Geoffrey, sword in hand, found himself half-way up the creaking ladder, when a loud shout of warning rose high above the din. The enemy had loosened a huge mass of masonry, and toppling it over, swept the ladders of their human burden.
From the mingled crush of dead and wounded the survivors contrived to extricate themselves, and, hopelessly repulsed, began to give back, with cries of rage and alarm.
Shaken and bruised from head to foot, but otherwise unhurt, Geoffrey found himself lying on the brushwood that had broken his fall. With an effort he regained his feet, stung with the bitterness of defeat.
"Stand!" he shouted to the wavering men-at-arms. "Stand! E'en though we have not yet won the day we cannot leave our comrades here."
Encouraged by his words, and by the fact that the English archers were again able to deliver a death-dealing flight of arrows, the discomfited men-at-arms stood their ground, and began to remove the bodies of their unfortunate comrades from the floor of the moat, and with some semblance of order they retired to the rear of the bowmen.

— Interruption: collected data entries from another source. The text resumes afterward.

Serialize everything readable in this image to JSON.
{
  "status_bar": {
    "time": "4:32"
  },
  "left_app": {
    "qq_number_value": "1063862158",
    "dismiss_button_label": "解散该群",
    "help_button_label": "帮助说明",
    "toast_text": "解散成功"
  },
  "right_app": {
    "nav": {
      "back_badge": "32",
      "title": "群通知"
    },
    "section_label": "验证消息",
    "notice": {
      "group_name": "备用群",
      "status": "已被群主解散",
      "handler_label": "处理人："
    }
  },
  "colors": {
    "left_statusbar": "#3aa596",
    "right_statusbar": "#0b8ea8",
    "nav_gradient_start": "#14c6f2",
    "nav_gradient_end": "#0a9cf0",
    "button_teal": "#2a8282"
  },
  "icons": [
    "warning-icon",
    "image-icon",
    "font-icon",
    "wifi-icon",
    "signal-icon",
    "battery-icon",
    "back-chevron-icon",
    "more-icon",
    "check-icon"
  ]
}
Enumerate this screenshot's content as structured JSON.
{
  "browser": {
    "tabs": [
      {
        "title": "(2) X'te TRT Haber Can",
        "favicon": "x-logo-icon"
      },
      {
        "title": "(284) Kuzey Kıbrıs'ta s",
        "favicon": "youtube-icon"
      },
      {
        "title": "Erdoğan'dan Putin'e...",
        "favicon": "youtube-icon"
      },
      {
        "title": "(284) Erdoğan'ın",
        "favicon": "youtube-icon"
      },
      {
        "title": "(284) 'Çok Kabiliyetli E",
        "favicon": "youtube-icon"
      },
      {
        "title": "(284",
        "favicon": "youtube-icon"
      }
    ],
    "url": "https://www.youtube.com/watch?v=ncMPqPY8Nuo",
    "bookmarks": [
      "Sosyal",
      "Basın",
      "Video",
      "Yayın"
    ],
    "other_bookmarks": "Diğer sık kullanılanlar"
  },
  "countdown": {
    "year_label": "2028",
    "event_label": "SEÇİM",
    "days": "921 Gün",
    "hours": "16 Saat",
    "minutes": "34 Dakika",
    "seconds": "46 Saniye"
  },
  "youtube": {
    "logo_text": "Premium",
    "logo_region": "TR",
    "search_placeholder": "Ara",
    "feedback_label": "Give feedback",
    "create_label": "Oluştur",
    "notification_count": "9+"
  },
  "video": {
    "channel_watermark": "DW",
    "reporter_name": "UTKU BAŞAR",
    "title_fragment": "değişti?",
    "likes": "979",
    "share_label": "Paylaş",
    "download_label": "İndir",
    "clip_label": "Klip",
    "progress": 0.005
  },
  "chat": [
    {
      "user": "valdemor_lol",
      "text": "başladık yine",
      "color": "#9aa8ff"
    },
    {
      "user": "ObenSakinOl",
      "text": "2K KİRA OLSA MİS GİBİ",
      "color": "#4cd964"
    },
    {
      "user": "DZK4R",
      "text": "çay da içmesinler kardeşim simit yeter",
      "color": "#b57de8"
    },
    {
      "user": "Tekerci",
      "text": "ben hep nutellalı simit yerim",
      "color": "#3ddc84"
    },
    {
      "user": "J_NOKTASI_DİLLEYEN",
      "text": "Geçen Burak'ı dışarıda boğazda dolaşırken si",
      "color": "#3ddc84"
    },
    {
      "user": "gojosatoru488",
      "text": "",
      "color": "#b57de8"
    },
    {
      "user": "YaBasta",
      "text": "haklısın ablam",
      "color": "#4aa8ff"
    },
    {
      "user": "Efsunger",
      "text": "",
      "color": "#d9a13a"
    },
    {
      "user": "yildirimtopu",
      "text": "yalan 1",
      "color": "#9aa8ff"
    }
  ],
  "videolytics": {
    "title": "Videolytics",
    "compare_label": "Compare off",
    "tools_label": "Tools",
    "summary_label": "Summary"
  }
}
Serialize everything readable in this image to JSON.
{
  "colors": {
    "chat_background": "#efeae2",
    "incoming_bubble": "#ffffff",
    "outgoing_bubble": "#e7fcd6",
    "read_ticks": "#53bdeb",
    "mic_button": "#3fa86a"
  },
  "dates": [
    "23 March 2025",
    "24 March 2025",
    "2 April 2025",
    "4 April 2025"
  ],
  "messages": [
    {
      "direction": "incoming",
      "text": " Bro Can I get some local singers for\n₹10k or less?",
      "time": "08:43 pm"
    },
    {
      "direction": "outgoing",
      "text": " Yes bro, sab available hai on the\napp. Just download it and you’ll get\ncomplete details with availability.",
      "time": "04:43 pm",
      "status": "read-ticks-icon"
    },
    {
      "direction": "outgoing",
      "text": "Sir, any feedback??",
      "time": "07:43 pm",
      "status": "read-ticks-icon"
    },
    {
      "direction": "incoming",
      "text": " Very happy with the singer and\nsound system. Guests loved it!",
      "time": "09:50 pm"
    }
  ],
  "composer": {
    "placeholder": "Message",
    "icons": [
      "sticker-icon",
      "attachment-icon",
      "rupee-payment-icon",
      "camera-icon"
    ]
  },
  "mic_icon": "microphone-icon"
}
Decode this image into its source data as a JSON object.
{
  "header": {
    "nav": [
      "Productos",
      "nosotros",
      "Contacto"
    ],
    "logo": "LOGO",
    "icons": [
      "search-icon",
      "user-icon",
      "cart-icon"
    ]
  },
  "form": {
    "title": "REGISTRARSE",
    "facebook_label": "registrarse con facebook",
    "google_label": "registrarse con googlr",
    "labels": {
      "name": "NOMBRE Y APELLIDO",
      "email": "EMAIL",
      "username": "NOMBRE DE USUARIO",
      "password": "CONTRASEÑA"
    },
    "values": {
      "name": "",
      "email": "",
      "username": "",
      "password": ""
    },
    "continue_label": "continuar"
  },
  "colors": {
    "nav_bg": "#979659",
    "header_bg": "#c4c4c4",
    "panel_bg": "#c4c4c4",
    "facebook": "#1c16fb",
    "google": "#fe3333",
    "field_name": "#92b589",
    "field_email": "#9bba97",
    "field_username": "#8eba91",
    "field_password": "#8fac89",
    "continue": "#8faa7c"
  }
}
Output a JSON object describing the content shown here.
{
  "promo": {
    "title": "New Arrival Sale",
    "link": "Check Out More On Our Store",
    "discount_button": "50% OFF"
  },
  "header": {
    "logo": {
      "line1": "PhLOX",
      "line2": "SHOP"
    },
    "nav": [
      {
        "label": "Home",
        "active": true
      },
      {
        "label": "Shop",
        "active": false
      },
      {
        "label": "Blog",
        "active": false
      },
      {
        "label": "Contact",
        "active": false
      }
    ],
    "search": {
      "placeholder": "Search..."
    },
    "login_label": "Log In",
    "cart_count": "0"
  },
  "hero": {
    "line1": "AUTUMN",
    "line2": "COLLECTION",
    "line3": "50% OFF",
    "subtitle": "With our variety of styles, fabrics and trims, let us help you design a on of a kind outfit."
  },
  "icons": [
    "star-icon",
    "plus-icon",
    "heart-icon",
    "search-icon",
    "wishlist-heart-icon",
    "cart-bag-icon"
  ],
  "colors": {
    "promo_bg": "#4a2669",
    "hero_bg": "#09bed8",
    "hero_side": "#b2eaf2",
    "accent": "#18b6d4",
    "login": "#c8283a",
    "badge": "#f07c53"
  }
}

The losses in the repulse had been great. In addition to Sir Oliver, the Constable of Portchester had been stunned through being hurled from the ladder, while eleven dead and fifteen badly wounded men-at-arms testified to the stubbornness of the defence.
"Geoffrey, my son," exclaimed Sir Oliver, as Gripwell and another man-at-arms were preparing to withdraw the quarrel from his leg, "on thee has fallen the command. Thou must needs turn this check into victory, and that soon, otherwise 'tis better to perish to a man than to return to our King beaten and dishonoured."
Then overcome by the anguish of his wound the knight swooned.
The squire realized the responsibility that had been forced upon him. Undoubtedly he must act, and that quickly; yet he was adverse to making another attempt without adopting some other and better plan of attack.
Hastily conferring with Oswald, Gripwell, and Sir Brian, he expounded his proposals for the renewed assault. The Irish, who had hitherto been held in reserve, were to set fire to the heap of faggots and straw that lay in the moat before the gateway. Should the latter be sufficiently charred to enable it to be splintered with axes, the kernes were to dash through the smouldering embers and force an entrance; while the men-at-arms, led by Geoffrey, were to assail the postern through which the two squires had effected their escape on the occasion of their captivity.